Als der Dokumentarfilm in Zeiten der Pandemie fertig war, war Amir Labaki, der Schöpfer des Festivals, einer der von Giorgetti gesuchten Freunde Es ist alles wahr. Der in der virtuellen Ausgabe der Veranstaltung gezeigte Film war ein Erfolg. In einer Woche wurden 2 Aufrufe erwartet. In zwei Tagen waren es 4. Der Film wartet nun auf Verhandlungen mit Fernsehsendern und Streaming die breite Öffentlichkeit zu erreichen.
Ein Dokumentarfilm, der Dokumentationen anregt
Giorgetti definiert den Film als „ein Spektakel der Intelligenz, nicht der Aktion“. Und was wir in seinen 57 Minuten sehen, ist ein kleiner Teil dessen, was die Linse des Regisseurs registrierte. Das kostbare überschüssige Material – ungenutzte Auszüge aus Singers Rede und stundenlange Aufzeichnungen mit den Interviewpartnern – werde auf der Website seiner Produktionsfirma SP Filmes verfügbar gemacht, verspricht Giorgetti.
Neben diesem greifbaren Inhalt gibt es noch einen weiteren potenziellen Inhalt, den er in der Arbeit sieht. „Eine der Qualitäten dieses Films ist die Tatsache, dass er einen dazu anregt, andere Dokumentarfilme zu machen: Es besteht die Möglichkeit von vier oder fünf“, schlägt er vor. Der Streik von 1953, Drors Geschichte, der katholische Sozialismus, die Regierung von Luiza Erundina in São Paulo, die solidarische Ökonomie und die Lektüre von Die Hauptstadt bei USP sind einige der Themen, mit denen Giorgetti andere Regisseure aufrüttelt.

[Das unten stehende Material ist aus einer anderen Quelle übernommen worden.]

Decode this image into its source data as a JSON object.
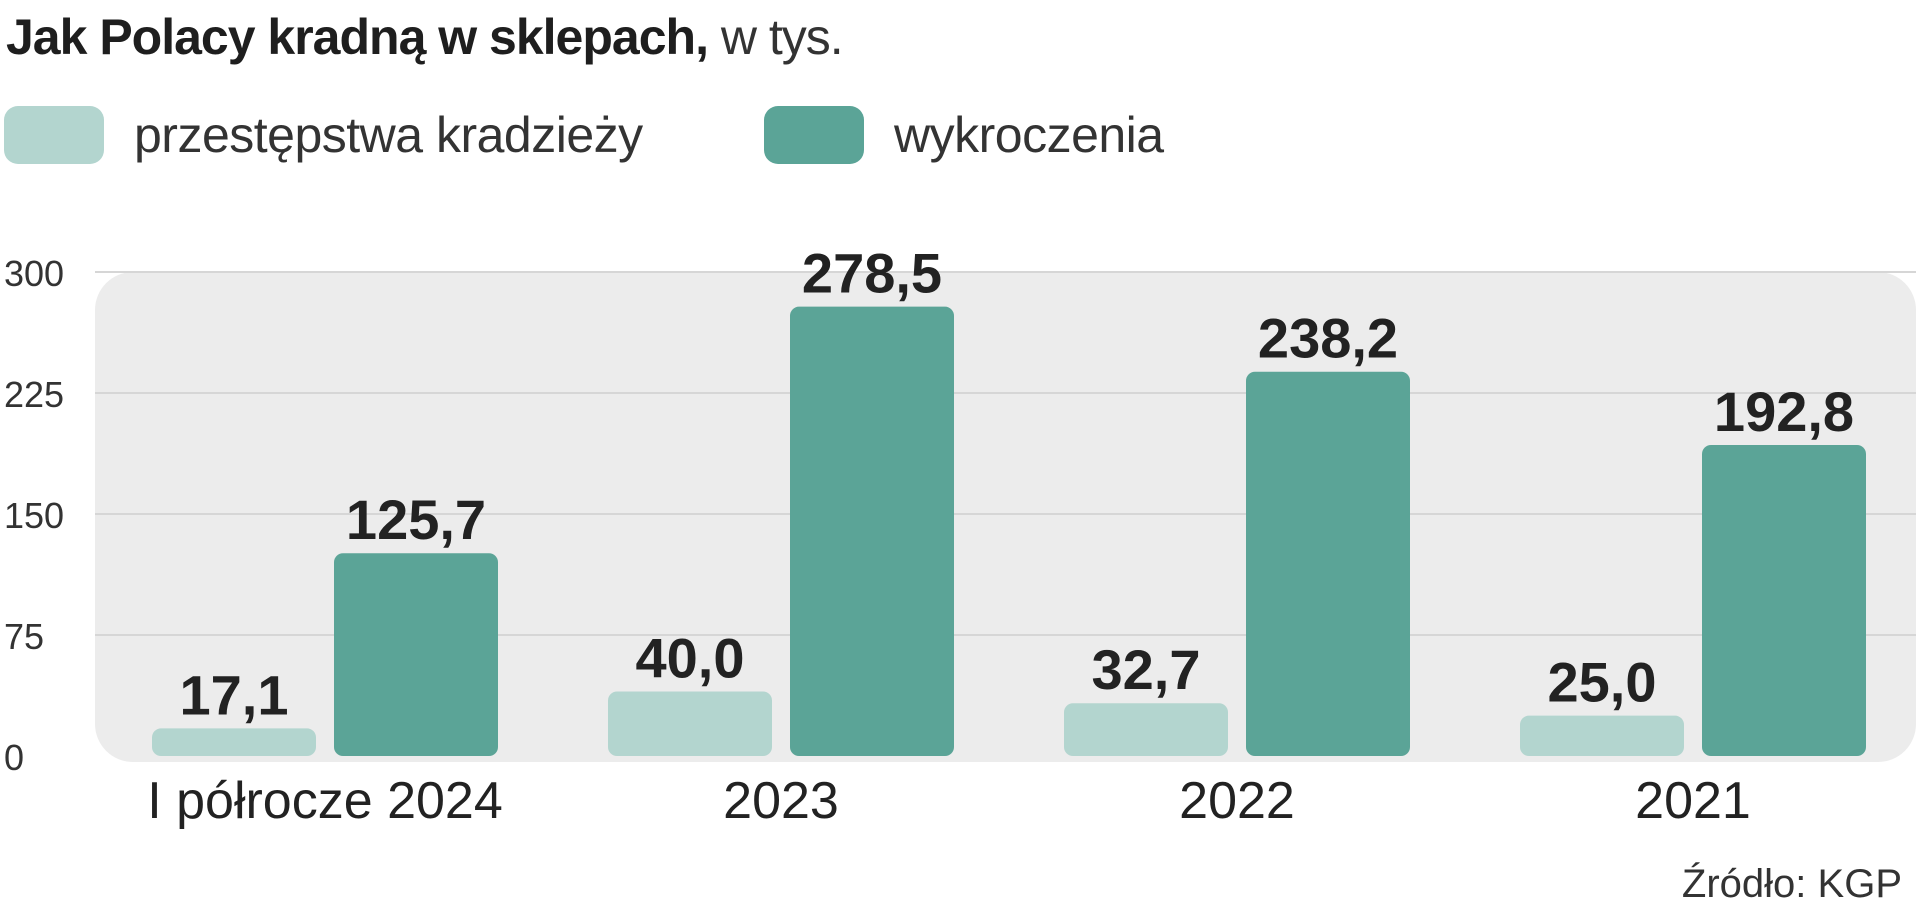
{
  "chart_data": {
    "type": "bar",
    "title": "Jak Polacy kradną w sklepach,",
    "subtitle": "w tys.",
    "categories": [
      "I półrocze 2024",
      "2023",
      "2022",
      "2021"
    ],
    "series": [
      {
        "name": "przestępstwa kradzieży",
        "color": "#b3d5cf",
        "values": [
          17.1,
          40.0,
          32.7,
          25.0
        ],
        "labels": [
          "17,1",
          "40,0",
          "32,7",
          "25,0"
        ]
      },
      {
        "name": "wykroczenia",
        "color": "#5ba497",
        "values": [
          125.7,
          278.5,
          238.2,
          192.8
        ],
        "labels": [
          "125,7",
          "278,5",
          "238,2",
          "192,8"
        ]
      }
    ],
    "ylim": [
      0,
      300
    ],
    "yticks": [
      "0",
      "75",
      "150",
      "225",
      "300"
    ],
    "grid": true,
    "legend_position": "top-left",
    "source": "Źródło: KGP"
  }
}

Ein Thema seinerseits, das den Regisseur berührt, taucht im Film am Rande auf: Es ist die Geschichte der Universität von São Paulo selbst. „Ich habe den Ehrgeiz, einen Dokumentarfilm über USP in den Geisteswissenschaften der 1950er Jahre zu drehen“, verrät er und bezieht sich dabei auf die relativ diskrete Zeit vor den Erschütterungen der 1960er Jahre und den politischen Konflikten rund um die Rua Maria Antonia im Mittelpunkt von São Paulo, wo sich die berühmte Fakultät für Philosophie, Naturwissenschaften und Literatur (FFCL) befand. „Über den USP, über den niemand spricht“, schließt er.
* Luiz Prado hat einen Abschluss in Journalismus von der ECA-USP.
Ursprünglich veröffentlicht am Zeitschrift der USP.